Nach einer knappen Woche ist das Fundament errichet. Im kommenden Schritt soll die eigentliche Jurte auf dem Oktagon erbaut werden. Klassischerweise besteht eine Jurte aus gebogenem Weidenholz, dass mit Seilen verknotet und mit einem Filz aus Schafswolle abgedeckt wird. Per Telefon mit starkem Akzent vermittelt uns Eugen aus Kirgisistan das weitere Vorgehen. Da viele der Arbeitsschritte für uns alle neu sind, stellen wir uns aus kirgisischer Sicht vermeintlich ungeschickt an, doch peu a peu entsteht ein Jurte. Dank Eugen und einigen Youtube-Videos später, beherrschen wir die entsprechenden Knoten und können auch den Dachkranz in Position hiefen, ohne uns zu erschlagen.
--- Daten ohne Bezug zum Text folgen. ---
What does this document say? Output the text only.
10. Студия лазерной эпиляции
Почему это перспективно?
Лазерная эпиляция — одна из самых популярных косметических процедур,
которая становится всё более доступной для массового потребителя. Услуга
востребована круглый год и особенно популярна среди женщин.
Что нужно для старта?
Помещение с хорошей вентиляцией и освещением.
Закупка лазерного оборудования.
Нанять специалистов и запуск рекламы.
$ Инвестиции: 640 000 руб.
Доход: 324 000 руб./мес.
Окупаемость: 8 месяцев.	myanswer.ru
Gemeinschaftlich hiefen wir den schweren Schafsfilz über das Gerüst und sichern die Jurte gegen Wind. Wir können es alle kaum glauben, aber wir haben es geschafft. Die Kirgisen lieben die bunten Farben und entsprechend einladend kommt auch diese Jurte daher. Farbenfrohe Bänder und  Bordüren schmücken das Innere.

Die Zeit bei Li und Jan ist eine der schönsten auf dieser Route. Wir teilen den selben Humor und haben auch immerwieder tiefgründige Gespräche, die uns zum Nachdenken anregen. Jeder von uns wird sich mit Freude an die gemeinsamen zwei Wochen erinnern. 

Unsere Wanderung auf dem E1 wird an dieser Stelle vorerst enden. Für uns ist es an der Zeit ein Versprechen einzulösen und einen Ortswechsel zu vollziehen. Schon vor einigen Wochen kam eine Bekannte von Aylin auf uns zu und fragte, ob wir auf ihrem Marktstand in Stralsund arbeiten mögen. Jan nimmt uns auf seinem Arbeitsweg mit nach Kiel, wo eine Mitfahrgelegenheit auf uns wartet. Weiter geht es zum Arbeiten in Stralsund!